St. AUGUSTİNUS (354 – 430): Ona göre ilk günah, Adem’i sonsuz sıkıntılara düşürür ve cezalanmasına neden olur. Ama, ilk günahın mutlu bir sonucu da vardır: Kurtarıcı bu olaydan etkilenir. İnsanın üzerine yığılmış günahları kendi üzerine alır. Ancak, Allah, bütün zamanlar için kurtaracağı kişileri seçmiştir. Bu kişiler kendiliklerinden iyi şeyler yaparlar. Diğerleri, ne yaparlarsa yapsınlar yolları günaha gider. Bunlar sonsuza kadar lanetlenmişlerdir. Kısaca, “kurtuluş ancak Allah’ın bağışıyla olur, insanların çabası boşunadır.”
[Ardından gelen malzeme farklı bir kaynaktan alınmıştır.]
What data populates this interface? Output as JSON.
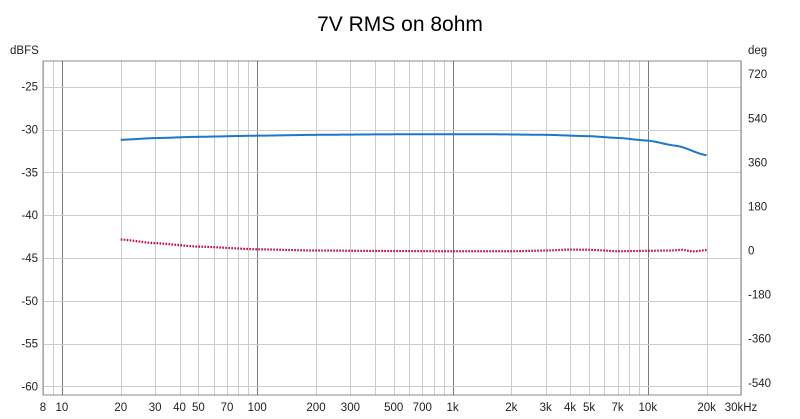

ANSELMUS (1033 – 1109): Proslogion adlı yapıtında şöyle bir akıl yürütmeyle Anselmus, ünlü “Tanrı İspatı”nı ortaya koyar. Allah eksiksizdir (tanım) Yokluk bir eksikliktir. Demekki Allah yok olamaz, yani vardır. Bu tann kanıtlaması daha Anselmus’un yaşadığı dönemde tartışmalara yol açmıştır. Örneğin, rahip Gaunilon “Okyanusun bir köşesinde bulunan zenginlik dolu bir mutlular adası düşünen kişi, zihninde bu adayı tasarlasa bile onun gerçeklikte de bulunduğunu ileri süremez” diyerek bu kanıtlamanın geçersizliğini ileri sürmüşse de, Anselmus bu eleştiriye karşı yazdığı eleştiride “düşüncede varolmaktan; gerçekte varolmaya geçişin sadece Allah için sözkonusu olduğunu ve tanımın geçerliliğinin yalnızca inanca dayalı olduğunu” belirtmiştir.
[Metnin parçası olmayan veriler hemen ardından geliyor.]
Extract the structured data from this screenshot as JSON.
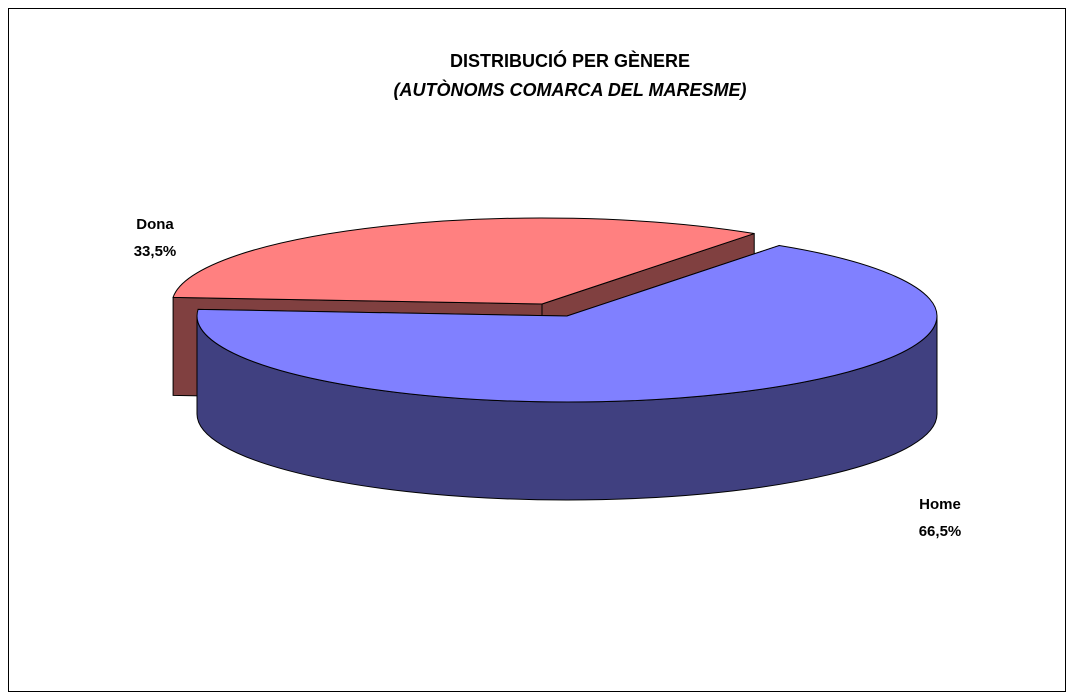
{
  "chart_data": {
    "type": "pie3d",
    "title": "DISTRIBUCIÓ PER GÈNERE",
    "subtitle": "(AUTÒNOMS COMARCA DEL MARESME)",
    "categories": [
      "Dona",
      "Home"
    ],
    "values": [
      33.5,
      66.5
    ],
    "value_labels": [
      "33,5%",
      "66,5%"
    ],
    "colors": [
      "#ff8080",
      "#8080ff"
    ]
  }
}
b) İslam felsefesinden örnekler:

EL KİNDİ: “Meşşai” akımının kurucusudur. Onu bu akımda Farabi ve İbn-i Sina izlemiştir. El Kindi, akılcıdır, tanrıyı akılla kanıtlamaya ve ona yaklaşmaya çalışmıştır. El Kindi, “Tümeller”i gerçek saymaz ve onları “iç düşünme”nin ürünleri olarak kabul eder. Ona göre, tümeller duyular şeyler değil, akılsal şeylerdir. Kindi aklı üçe ayırır: İnsan ruhu, eylem halinde akıl, kendiğili-ğinden ve sonsuz olarak işleyen akıl. İnsan ruhunda bulunan güç halindeki akıl bunların etkiliyle gelişip edinilmiş akıl olmaktadır. İnsan aklını oluşturan bu akıllar, tanrısal akıllardır.

El Kindi’nin önemli izleyicilerinden biri Farabi’dir (870 – 950)

Farabi

FARABİ: Buhara’da doğmuş, felsefeyle, doğa bilimleriyle, matematik ve müzikle uğraşmıştır. İslam müziğinin temellerini de attığı söylenen Farabi, aynı zamanda bir hekimdir. Çeşitli yapıtlarında Kur’anla Aristoteles felsefesini uzlaştırmaya çalışır. Bu nedenle Farabi’ye ikinci öğretmen (muallim-i Sani) de denmektedir. Ona göre, ilk neden, ilk varlık (tanrı) varlıkların en üstünüdür, öteki varlıklar gibi olanak halinde varolmamıştır hiç bir zaman, o öncesiz ve sonrasızdır. Ne maddedir, ne de maddesel dayanağı vardır. Onun varlığı maddeden ve biçimden bağımsızdır. Varolmasının hiçbir amacı yoktur. Kendinden başka her şeyden farklıdır, karşıtı yoktur. Varlığı tanımlanamaz. Hem bilendir, hem bilinendir, hem de bilgidir. Bunun için, bizim tarafımızdan ancak eksik olarak bilinebilir, çünkü bizim aklımızın gücü buna yetmez. İnsan maddeyle karıştığından, tanrıdan uzak kalmıştır, ancak maddeden tam olarak sıyrıldığında tanrıyı tam olarak kavrayabilir.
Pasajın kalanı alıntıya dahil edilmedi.